Conclusão — Yoichi Ochiai Não "Desistiu do Esforço" com a IA
Se você entender a utilização de IA de Yoichi Ochiai como uma coleção de prompts convenientes, perde sua essência.
Executar múltiplas IAs simultaneamente. Recuperar pensamentos não organizados por voz. Estruturar instruções longas. Refazer a primeira resposta muitas vezes. Dividir pesquisa, imagens e implementação em ferramentas diferentes. Fazer uma IA criticar a saída de outra. Identificar anormalidades com a experiência de mover suas próprias mãos. Construir ferramentas observáveis se caixas pretas forem um problema. Conectar a IA não apenas a texto, mas a vídeo, espaço, corpo e equipamentos de pesquisa. E devolver o tempo economizado pela IA à curiosidade e à experiência real.

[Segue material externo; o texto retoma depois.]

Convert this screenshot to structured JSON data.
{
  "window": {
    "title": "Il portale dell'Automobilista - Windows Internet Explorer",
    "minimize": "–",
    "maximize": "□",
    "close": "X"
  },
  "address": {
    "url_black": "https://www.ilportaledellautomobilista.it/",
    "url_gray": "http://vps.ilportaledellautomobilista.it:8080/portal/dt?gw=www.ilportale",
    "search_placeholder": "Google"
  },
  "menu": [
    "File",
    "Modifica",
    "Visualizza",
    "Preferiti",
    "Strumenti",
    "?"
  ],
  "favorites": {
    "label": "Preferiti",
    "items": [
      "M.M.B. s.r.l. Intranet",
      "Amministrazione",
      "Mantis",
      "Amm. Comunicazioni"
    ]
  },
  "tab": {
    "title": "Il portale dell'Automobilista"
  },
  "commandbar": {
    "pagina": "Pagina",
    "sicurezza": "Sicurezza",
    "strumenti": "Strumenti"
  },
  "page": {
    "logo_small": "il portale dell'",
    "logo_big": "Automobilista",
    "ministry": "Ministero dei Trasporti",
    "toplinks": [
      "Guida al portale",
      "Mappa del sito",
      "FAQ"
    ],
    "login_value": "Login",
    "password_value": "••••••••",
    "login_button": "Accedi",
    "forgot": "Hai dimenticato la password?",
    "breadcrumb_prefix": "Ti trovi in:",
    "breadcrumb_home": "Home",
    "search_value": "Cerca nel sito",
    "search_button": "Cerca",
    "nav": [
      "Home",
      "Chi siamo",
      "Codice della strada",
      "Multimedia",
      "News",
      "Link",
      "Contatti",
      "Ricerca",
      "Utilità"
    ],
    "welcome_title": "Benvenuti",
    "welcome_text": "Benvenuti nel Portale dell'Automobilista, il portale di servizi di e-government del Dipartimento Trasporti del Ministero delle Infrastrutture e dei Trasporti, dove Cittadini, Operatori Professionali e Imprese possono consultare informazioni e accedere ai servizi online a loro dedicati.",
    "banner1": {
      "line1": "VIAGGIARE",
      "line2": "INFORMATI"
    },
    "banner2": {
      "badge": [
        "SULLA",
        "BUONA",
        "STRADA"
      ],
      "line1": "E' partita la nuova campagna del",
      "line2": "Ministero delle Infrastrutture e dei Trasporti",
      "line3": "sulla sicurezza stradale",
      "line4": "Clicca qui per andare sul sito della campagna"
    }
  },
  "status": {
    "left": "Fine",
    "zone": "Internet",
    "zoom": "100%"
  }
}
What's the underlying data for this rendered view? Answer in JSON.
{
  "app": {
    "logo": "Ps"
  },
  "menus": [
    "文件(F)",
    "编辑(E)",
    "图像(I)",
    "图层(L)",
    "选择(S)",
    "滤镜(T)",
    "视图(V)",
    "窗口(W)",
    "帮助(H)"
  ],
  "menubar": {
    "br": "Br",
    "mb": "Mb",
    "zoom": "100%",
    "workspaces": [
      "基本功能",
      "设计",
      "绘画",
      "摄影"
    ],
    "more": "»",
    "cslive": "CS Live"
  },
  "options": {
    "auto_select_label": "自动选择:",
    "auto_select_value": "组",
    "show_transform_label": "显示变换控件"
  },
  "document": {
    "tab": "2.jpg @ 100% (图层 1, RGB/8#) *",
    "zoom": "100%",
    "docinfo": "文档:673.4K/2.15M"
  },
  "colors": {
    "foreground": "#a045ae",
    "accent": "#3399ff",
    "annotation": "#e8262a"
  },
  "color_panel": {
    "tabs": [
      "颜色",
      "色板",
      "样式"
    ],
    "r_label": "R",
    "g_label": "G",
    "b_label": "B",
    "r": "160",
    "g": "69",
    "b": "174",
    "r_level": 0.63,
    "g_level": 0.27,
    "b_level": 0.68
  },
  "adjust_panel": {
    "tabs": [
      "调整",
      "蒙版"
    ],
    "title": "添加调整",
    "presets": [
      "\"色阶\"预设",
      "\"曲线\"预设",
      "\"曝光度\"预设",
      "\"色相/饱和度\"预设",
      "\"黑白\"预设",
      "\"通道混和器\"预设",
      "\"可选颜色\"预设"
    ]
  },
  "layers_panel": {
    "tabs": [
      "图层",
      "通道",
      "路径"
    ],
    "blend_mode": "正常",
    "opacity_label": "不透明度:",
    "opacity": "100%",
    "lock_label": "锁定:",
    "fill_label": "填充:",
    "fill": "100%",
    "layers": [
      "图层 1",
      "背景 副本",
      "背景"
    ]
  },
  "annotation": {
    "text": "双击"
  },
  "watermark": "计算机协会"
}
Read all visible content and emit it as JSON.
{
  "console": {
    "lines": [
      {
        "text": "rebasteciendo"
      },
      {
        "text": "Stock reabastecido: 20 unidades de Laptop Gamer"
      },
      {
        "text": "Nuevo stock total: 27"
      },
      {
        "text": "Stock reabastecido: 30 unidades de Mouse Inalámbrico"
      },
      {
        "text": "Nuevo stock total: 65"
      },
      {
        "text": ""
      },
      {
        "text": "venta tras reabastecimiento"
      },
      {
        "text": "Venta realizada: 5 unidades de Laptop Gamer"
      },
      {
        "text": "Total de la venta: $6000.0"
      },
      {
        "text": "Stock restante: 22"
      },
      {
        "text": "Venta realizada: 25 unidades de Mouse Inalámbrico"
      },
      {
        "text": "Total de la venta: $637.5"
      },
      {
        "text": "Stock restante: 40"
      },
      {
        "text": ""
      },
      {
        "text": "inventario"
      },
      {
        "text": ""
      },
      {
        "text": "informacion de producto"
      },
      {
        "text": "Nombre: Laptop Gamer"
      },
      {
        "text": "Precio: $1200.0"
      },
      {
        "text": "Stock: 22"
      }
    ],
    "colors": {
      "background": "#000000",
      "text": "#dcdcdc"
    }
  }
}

O que é comum a esta série de ações não é a ideia de tentar ser preguiçoso. É a ideia de tentar testar mais dentro do mesmo tempo. Antes da IA, um dia terminava apenas investigando e implementando uma hipótese. Depois da IA, você pode investigar múltiplas hipóteses, fazer três protótipos, comparar razões de falha e retornar esses resultados para a próxima instrução. Você pode usar a folga resultante para descanso. Pode usá-la para outro trabalho. Pode usá-la para novas expressões ou pesquisas. É um humano que decide no que usá-la.
Se chamamos Yoichi Ochiai de "Gênio do Esforço", a razão não é simplesmente que ele trabalha mais que os outros. É porque ele não torna o esforço uma questão de espiritualismo. Tornar o pensamento em uma forma registrável. Transformar a falha na próxima condição. Automatizar a repetição. Atualizar ferramentas. Criar ambientes. Ainda deixar lugares onde os humanos devem julgar. O que ele está aumentando com a IA não é apenas o número de produtos acabados. É o número de vezes que ele pode continuar girando sem desistir até alcançar algo desconhecido. O que é questionado na era da IA não é "qual IA você está usando?" O que o humano está observando enquanto a IA está gerando? O que o humano está corrigindo depois que a IA fez? Onde o humano está tentando ir como resultado da IA se tornar mais rápida? A melhor técnica de utilização de IA não é uma maneira de evitar o esforço. É para o esforço não desaparecer como algo único, mas se transformar em um sistema que acelera o próximo esforço.